Large Berth 6.25 A good size bunk that folds up into the wall, giving an occupant a good amount of space for working as well as a little more in the way of storage for personal effects. If a shared common space and bathroom are used, there's probably just enough space in the actual room for the bunk and not much else.
Medium Berth 3.125 A larger bunk that can fold up into a wall with a larger storage area. This volume of space is usually good when comfort isn't a priority but some work or office space is needed. Jail cells are usually about this size.
Crew Berth 1.5625 A bunk bed with a locker for storage. The bunks in these spaces are usually stacked three high. This volume of space is good when you have to cram large numbers of people into a really small space. They aren't very private or very comfortable.
Airplane Seat 0.78125 This is one reasonably comfortable partially reclining seat with an overhead bin to hold a small amount of cargo as well as a small cargo space under the chair. This volume of space is good for hauling passengers on trips not much longer than twelve hours or so at the most.
Bucket Seat 0.390625 This is about as basic as it gets; it's a seat that still offers support for the back. No cargo space is included. This amount of space is good for hauling passengers on short trips of about two hours or less, perhaps longer if breaks are scheduled in.
Saddle 0.1953125 A place to put your butt; that's about it. At least you don't have to share it with anyone...

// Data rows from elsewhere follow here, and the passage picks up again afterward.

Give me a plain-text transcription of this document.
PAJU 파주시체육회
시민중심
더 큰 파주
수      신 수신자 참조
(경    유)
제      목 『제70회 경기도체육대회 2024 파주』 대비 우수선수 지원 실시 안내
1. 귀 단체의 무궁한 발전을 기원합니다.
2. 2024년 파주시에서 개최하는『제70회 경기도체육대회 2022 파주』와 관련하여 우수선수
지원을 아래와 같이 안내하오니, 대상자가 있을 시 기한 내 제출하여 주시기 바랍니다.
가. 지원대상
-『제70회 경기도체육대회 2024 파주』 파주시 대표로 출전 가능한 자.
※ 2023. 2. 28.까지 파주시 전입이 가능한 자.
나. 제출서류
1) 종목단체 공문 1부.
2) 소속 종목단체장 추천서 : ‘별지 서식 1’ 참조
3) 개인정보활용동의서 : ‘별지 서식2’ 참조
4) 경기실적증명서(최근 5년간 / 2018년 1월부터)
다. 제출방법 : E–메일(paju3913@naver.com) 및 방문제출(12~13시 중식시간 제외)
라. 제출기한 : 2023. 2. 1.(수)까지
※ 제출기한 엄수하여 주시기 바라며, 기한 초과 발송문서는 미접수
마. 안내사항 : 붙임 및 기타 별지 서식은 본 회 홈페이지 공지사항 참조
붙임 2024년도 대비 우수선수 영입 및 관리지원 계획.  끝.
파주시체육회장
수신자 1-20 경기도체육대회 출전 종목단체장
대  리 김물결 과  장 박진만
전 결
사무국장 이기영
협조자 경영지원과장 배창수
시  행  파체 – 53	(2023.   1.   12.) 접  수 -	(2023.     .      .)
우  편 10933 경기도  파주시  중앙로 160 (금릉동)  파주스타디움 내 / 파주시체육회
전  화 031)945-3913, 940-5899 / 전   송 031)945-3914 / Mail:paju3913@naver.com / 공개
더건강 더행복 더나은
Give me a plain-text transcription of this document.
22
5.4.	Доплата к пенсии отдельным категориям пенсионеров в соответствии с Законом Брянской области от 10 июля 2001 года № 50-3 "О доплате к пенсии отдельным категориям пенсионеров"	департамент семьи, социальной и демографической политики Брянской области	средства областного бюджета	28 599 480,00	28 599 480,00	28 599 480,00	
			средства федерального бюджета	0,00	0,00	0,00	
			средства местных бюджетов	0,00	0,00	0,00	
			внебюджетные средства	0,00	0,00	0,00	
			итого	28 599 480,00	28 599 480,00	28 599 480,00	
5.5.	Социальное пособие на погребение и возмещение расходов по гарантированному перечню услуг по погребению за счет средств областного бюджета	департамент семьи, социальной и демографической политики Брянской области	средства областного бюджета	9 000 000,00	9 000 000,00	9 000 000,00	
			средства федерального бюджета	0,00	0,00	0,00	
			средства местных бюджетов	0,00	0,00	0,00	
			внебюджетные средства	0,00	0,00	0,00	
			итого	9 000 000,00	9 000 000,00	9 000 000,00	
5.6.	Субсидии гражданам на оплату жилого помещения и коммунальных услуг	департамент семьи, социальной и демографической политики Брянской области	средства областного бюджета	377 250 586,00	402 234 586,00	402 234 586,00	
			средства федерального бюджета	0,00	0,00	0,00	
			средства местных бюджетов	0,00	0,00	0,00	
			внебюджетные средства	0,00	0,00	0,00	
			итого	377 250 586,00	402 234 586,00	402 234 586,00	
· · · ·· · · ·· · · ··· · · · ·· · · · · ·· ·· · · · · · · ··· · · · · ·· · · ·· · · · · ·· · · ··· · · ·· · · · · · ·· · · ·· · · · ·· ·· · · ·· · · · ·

Regardless of its type, each accommodation space added to a vehicle adds one person to its overall complement. A designer is allowed to perform hot racking on any Berth-sized space; this will add an additional person for every two such berths added to the vehicle resulting in a minor drop in its overall performance: if the vehicle's base fuel efficiency is 50% or less, its fuel efficiency should be lowered by 5% (to a minimum of 5%; for more information on fuel efficiency, see Chapter 8.1). Additionally, all Checks made by the vehicle's occupants will be at a -2 DC penalty. An additional person may be added without hot racking for Cabin-sized spaces and larger; a third person may be added for each Stateroom or Suite-sized quarters added. The listed accommodation types assume Terran occupancy; if the species for which the craft is being designed is larger than Terrans (CSC 5), the designer should double the indicated size of the accommodation space for each point of difference in their Size Class. Likewise, the indicated space should be halved for smaller species. The specific types of quarters do not have much in the way of game effects but may add flavor to some adventures.

Not all of the available accommodation space needs to be filled in; some can be transferred over to cargo carrying volume, transferred to hangar space if the vehicle is equipped with any Hangar Bay Modules or just left empty.

Once the number of persons that can occupy a vehicle has been determined, the designer may set any number of them as crew with the rest becoming passengers. A designer is welcome to assign however many spaces they desire to crew, though they should keep in mind that larger vehicles will probably require a significantly larger crew just to run things. As a general rule, about 20% of the indicated number of persons should be required as crew if the vehicle is either Commercial or Industrial (six persons at a minimum), one person for every two Size Classes is required if the vehicle is Civilian and 95% or more (usually all) should be required if the vehicle is Military. Obviously these figures are suggestions; they won't apply all the time (a vehicle with the Automation Module accessory, for instance, doesn't require a crew at all) but should be good for most situations.

Once they have been determined, a vehicle's crew and passengers should be recorded in the appropriate boxes on the Vehicle Record Sheet along with the various types of accommodation spaces placed inside the vehicle.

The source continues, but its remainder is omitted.